La BD est émouvante, un brin nostalgique. Elle traite avec beaucoup d’intelligence et de sensibilité deux questions majeures de l’existence : qu’avons-nous fait de nos rêves d’enfant et quel sens voulons-nous donner à notre vie ? On pense au tableau de Gauguin : D'où venons-nous ? Que sommes-nous ? Où allons-nous ? (https://fr.wikipedia.org/wiki/D%27o%C3%B9_venons-nous_%3F_Que_sommes-nous_%3F_O%C3%B9_allons-nous_%3F) et la retraite finale de Rémy-Bé fait bien évidemment référence aux Iles Marquises. La venue de la cinquantaine et la remise en question des acquis et des habitudes rappellent une autre BD, de JC Denis cette fois, Quelques mois à l’Amélie. La fin du Chanteur perdu est douce-amère, et surtout très morale. Les rêves de jeunesse peuvent s’être concrétisés comme pour Maxence l’ami de Jean. Dans le cas contraire, ils peuvent être recréés grâce à la magie du contact humain. Et Tronchet prend le contrepied de Sartre (https://la-philosophie.com/enfer-autres-sartre) : le bonheur c’est les autres.
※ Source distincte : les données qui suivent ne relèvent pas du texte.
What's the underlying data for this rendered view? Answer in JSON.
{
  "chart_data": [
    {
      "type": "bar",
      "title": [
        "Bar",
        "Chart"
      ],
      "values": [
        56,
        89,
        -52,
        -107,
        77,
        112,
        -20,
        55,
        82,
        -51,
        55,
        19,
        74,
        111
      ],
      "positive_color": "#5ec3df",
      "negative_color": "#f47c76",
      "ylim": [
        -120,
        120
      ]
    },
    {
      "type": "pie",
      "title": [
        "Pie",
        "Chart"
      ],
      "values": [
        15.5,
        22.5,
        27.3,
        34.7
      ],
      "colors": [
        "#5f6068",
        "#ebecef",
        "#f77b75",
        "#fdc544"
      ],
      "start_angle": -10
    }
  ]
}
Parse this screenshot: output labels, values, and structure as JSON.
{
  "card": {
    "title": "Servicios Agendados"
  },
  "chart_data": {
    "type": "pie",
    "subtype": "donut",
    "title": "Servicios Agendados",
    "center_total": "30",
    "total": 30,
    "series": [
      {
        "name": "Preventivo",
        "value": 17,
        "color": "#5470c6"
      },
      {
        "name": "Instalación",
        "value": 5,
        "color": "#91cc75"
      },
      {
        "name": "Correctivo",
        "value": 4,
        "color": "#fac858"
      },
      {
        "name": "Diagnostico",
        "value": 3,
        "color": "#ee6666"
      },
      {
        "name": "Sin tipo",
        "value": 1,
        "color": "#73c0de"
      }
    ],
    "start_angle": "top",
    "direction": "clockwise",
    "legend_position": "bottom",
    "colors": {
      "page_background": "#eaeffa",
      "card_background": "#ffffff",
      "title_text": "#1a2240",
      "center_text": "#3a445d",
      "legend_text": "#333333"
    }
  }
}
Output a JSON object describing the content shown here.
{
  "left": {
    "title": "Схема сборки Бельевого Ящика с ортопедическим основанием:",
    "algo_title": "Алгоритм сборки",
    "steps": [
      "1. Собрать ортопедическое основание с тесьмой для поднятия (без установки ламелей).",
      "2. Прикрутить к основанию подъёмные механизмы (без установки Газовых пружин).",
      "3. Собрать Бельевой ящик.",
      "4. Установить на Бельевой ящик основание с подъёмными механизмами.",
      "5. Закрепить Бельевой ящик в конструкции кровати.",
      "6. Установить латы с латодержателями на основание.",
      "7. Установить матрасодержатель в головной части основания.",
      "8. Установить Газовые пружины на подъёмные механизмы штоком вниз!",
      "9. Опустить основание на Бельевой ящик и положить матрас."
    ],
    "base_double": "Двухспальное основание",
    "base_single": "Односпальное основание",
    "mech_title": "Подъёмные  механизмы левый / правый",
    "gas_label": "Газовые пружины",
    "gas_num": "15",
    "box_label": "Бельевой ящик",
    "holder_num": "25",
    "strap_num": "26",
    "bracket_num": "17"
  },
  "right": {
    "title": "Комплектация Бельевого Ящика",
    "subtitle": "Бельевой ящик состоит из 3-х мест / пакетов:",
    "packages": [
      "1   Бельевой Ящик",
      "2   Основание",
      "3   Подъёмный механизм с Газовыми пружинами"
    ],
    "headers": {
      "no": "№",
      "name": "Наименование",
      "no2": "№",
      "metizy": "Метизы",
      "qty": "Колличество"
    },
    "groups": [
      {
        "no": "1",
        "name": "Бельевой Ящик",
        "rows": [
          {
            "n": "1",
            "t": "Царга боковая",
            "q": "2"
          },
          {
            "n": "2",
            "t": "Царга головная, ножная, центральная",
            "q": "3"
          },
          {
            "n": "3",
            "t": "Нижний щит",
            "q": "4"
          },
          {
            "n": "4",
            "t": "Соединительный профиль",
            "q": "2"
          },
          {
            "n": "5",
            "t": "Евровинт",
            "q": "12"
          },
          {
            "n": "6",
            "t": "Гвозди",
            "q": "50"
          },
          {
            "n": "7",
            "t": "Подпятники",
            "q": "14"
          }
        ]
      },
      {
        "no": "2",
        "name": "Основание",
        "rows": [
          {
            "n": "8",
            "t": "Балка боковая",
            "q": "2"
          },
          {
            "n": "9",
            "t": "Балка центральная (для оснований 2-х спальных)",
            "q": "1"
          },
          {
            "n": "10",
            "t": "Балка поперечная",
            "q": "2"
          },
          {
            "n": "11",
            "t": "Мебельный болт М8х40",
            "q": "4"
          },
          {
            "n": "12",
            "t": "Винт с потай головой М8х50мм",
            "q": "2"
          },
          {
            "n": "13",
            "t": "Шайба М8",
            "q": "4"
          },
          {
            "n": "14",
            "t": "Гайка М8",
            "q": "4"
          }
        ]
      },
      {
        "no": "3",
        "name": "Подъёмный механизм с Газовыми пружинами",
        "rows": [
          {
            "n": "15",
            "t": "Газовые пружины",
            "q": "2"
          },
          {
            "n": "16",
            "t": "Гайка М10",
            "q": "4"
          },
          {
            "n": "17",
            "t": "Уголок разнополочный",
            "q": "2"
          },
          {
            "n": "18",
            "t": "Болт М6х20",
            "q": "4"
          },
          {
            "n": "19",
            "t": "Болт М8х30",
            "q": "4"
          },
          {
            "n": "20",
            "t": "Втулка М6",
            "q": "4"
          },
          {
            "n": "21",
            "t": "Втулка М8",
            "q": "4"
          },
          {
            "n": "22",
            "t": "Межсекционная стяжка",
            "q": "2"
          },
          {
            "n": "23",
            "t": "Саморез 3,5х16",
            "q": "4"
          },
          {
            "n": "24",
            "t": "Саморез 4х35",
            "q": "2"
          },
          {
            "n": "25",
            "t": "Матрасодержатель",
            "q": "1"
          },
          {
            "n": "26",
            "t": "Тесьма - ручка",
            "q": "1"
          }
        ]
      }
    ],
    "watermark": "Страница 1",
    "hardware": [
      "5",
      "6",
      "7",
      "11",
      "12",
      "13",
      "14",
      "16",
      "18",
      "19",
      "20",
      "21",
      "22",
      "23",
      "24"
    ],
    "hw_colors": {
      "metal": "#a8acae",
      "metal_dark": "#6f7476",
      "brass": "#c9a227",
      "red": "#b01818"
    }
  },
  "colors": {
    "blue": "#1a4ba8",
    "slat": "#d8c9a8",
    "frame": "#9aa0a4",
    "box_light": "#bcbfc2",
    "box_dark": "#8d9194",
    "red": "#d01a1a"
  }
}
Le scénario aborde bien d’autres sujets comme le colonialisme, et la condition des femmes indigènes compagnes forcées des « occupants » dans le meilleur des cas, violées dans les autres. Ipso-facto, la BD se penche sur le mal-être des enfants issus de ses unions, écartelés entre deux civilisations, entre leur père et leur mère.
La relation fils-père est aussi traitée, avec beaucoup de pudeur, à travers les trois générations Bé : un père qui fuit la France pour tenter fortune en Indochine et un fils qui fait de même pour trouver le bonheur dans une île paradisiaque, un fils qui parle de son petit-fils dans une chanson et un petit-fils qui se présente en utilisant son surnom dans cette chanson (les chaussettes à l’envers).
L’auteur s’est plongé avec délice dans la chanson française des années 1970 et a pris beaucoup de plaisir à mettre en scène des vedettes comme Georges Brassens ou Pierre Perret. La BD s’inspire d’ailleurs d’un vrai artiste, Jean-Claude Rémy, et une postface nous permet de faire connaissance avec lui. Notons que le fils de Jean-Claude Rémy est l’auteur de BD Gaston (https://fr.wikipedia.org/wiki/Gaston_(auteur_de_bande_dessin%C3%A9e)) et que son parrain est Pierre Perret. La boucle est bouclée .
Les chansons de Rémy, dont les plus belles sont reprises dans le scénario de Tronchet, sont magnifiques et chacune d’entre elles nous invite à méditer sur la vie et son sens. Le style engagé et poétique, ainsi que le vocabulaire argotique font beaucoup penser à Pierre Perret. Pour illustrer mon propos, voici tout d’abord Les Corniaudsde Jean-Claude Rémy :
Il adorait le foot, les balades en traction, Les jupons, les chansons, tous ces bonheurs qui font qu’une vie est si courte. Cet étourneau, ce grand costaud Ce passereau c’était mon père…
Les cancans, les ragots des « Anciens d’Indochine » Content qu’il fut dingo d’une souillon de cuisine Longtemps sa concubine : Cette fille en Tablier blanc, Obéissant, c’était ma mère…
Et voici Lily de Pierre Perret
On la trouvait plutôt jolie, Lily Elle arrivait des Somalies Lily Dans un bateau plein d'émigrés Qui venaient tous de leur plein gré Vider les poubelles à Paris
Elle croyait qu'on était égaux Lily Au pays de Voltaire et d'Hugo Lily Mais pour Debussy en revanche Il faut deux noires pour une blanche Ça fait un sacré distinguo
Les dessins de Tronchet sont simples, caricaturaux et manquent un peu de force ou de dynamisme. Ils sont adaptés à une BD dont le but est de faire réfléchir. A noter le joli travail sur les décors comme l'illustrent les deux vignettes représentant le pont ferroviaire de Morlaix.
Une œuvre à découvrir donc, et qui s’est vue décernée le titre de BD RTL du mois par la critique Monique Younès.